Not long afterwards she arrives at the convent door. She is accepted by the Mother Superior, and Anne-Marie takes her under her wing. But she does so too much, treating Thérèse like a pet or a prodigy. Thérèse is mostly silent while Anne-Marie gushes. Here's where the tricky part arises: from the start Anne Marie is anything but humble. She is driven by a vain, arrogant sense of the importance of her mission, and this leads her into negligence of her assigned duties, failure to submit to authority, and assuming she is exceptional. Her insubordination grows worse, and Thérèse spitefully tells her that one of the chief nuns likes her and the other does not. The latter has a cat, and Anne-Marie takes exception to it. Soon it is difficult to tell whether she is mad or singularly blessed, but when she refuses to do an assigned penance, she is expelled from the convent.

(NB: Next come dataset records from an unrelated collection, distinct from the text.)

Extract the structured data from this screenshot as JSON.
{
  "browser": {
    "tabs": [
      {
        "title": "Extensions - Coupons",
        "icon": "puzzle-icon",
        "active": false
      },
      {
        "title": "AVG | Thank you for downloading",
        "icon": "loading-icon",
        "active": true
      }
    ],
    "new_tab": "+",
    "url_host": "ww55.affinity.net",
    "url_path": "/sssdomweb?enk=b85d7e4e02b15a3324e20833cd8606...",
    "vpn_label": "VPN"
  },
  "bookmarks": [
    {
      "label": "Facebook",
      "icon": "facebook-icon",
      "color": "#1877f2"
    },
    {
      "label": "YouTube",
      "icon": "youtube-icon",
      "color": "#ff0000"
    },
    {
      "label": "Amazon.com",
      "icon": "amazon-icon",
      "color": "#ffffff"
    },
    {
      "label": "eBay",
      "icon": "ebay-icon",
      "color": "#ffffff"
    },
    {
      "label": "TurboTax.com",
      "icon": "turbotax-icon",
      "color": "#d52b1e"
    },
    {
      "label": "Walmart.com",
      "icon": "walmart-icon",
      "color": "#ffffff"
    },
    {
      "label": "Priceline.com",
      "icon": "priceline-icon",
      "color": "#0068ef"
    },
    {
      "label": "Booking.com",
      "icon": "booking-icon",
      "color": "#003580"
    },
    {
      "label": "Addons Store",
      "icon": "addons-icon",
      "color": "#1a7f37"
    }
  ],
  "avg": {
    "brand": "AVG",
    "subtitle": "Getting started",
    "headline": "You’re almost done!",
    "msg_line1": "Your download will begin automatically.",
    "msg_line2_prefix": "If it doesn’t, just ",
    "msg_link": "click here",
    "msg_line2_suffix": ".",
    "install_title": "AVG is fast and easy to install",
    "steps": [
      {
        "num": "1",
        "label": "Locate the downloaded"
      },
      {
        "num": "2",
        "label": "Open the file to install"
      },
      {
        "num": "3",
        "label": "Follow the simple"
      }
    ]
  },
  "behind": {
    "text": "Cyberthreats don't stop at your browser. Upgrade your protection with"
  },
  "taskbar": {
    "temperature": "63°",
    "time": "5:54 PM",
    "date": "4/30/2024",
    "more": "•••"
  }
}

Anne-Marie does not return home, but hides in a barn by day and prays in the convent cemetery by night, until she collapses on the founder's grave in a rainstorm, almost dying of hunger and exposure. The sisters bring her inside to die. Near the end, she holds onto Thérèse, saying that she must die because she has failed to do the task she undertook, that is, to convince Thérèse of the joy of god's love. And Anne-Marie confides in Thérèse that she had no regrets because she loves her. At this point Thérèse becomes angry, telling Anne-Marie that she is just turning to friendship because the strategy of superiority has failed. Her heart is not just hurt, but dead, she says, and cries out as she leaves, why can't I be alone? You already are, Anne-Marie says softly, and that's why your pain is so great. Thérèse returns to her bedside.

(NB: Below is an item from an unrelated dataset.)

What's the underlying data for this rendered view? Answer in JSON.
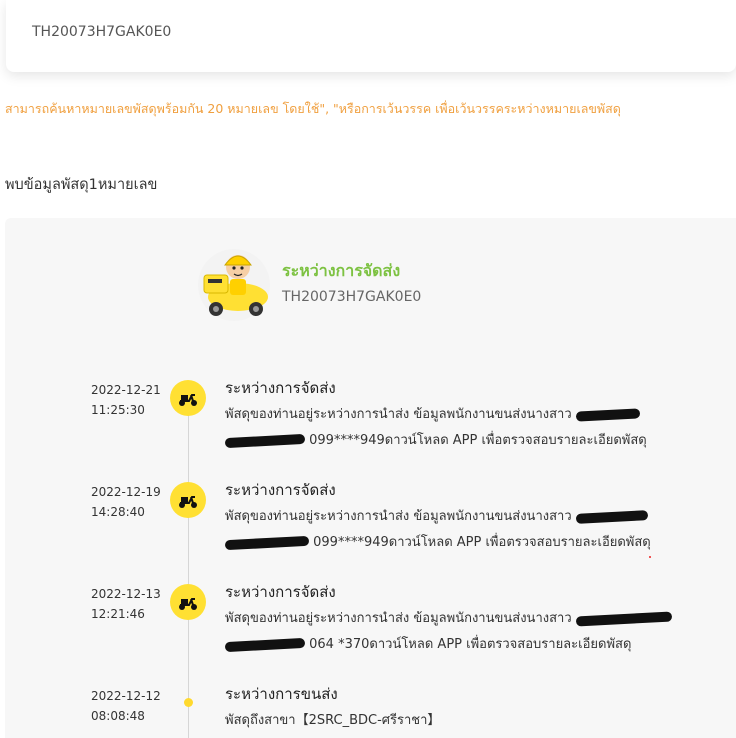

As the nuns gather to witness Anne-Marie's death, and the police arrive downstairs, the mother superior offers her the opportunity to take her vows. When she cannot speak, Thérèse, holding on to her, speaks them for her. Slowly she rises, smiling, kisses her feet, and walks calmly through the crowd of kneeling nuns. The movie ends with her advancing, wrists crossed, and the click of handcuffs.

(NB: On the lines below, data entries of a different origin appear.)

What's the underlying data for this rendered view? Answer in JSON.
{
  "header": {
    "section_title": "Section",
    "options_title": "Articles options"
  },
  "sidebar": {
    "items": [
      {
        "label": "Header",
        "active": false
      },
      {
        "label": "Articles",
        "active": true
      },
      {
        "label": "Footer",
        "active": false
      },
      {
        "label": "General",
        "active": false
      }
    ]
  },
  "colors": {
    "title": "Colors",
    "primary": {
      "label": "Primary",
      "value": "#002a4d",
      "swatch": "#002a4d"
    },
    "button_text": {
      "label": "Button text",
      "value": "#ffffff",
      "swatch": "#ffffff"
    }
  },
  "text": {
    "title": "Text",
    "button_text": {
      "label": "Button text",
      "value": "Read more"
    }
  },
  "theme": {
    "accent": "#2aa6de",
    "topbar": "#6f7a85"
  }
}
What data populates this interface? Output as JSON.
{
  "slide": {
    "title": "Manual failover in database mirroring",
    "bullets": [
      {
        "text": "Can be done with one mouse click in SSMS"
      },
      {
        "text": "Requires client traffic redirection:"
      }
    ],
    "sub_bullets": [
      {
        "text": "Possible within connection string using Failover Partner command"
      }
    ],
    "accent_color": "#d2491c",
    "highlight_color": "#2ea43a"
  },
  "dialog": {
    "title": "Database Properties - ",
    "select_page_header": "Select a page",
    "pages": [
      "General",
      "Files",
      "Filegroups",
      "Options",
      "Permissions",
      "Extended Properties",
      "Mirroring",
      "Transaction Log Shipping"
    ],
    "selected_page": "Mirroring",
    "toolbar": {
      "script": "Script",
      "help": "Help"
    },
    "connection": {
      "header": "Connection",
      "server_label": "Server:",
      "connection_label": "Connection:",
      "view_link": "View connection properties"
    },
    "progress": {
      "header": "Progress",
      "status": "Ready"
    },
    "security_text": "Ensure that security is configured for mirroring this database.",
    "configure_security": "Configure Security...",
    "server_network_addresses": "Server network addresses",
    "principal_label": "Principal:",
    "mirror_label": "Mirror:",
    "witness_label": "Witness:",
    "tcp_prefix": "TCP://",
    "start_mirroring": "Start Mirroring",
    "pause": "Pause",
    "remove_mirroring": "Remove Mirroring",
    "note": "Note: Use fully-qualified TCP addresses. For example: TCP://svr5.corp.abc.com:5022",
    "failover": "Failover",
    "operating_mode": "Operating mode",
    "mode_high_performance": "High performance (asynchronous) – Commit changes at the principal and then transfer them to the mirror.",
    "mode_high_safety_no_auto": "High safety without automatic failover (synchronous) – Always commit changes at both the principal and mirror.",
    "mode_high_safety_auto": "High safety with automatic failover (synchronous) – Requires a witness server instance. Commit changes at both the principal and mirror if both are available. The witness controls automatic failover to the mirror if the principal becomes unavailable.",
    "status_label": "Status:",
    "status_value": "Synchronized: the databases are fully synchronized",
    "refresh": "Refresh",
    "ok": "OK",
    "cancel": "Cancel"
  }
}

What has happened here? For one thing, Anne-Marie has done everything wrong, at least by the rules of the Dominican order, for she has placed her own will above everything else, and has been guilty of great spiritual pride. But she has also been humbled by her failure to become a true nun, by her expulsion from the convent, and by the failure of her attempt to give Thérèse the gift of peace. Until nearly the end of the story, Thérèse has been skeptical and bitter. When Anne-Marie says that one thing could make her live—the change she hopes for in Thérèse—then at last she seems to understand that Anne-Marie does not want to take over her life. Anne-Marie, she understands at last. really longs for her happiness. Her love for Thérèse survives failure and humiliation, and it is this love, with the egotism burned out, that succeeds where her hyperactive will to do good has failed. Though Thérèse returns to prison, she is calm and resigned, her heart and soul at rest. Within the confines of the cloister this subtle spiritual drama unfolds relentlessly, and the two principle actors always fascinating to watch—Faure is smiling and radiant, Holt wild-eyed in prison and steely calm in the convent. The other nuns are all fine, and they furnish a context of rigor and forgiveness. The movement and setting and photography and the use of light and shadow are all austere and beautiful.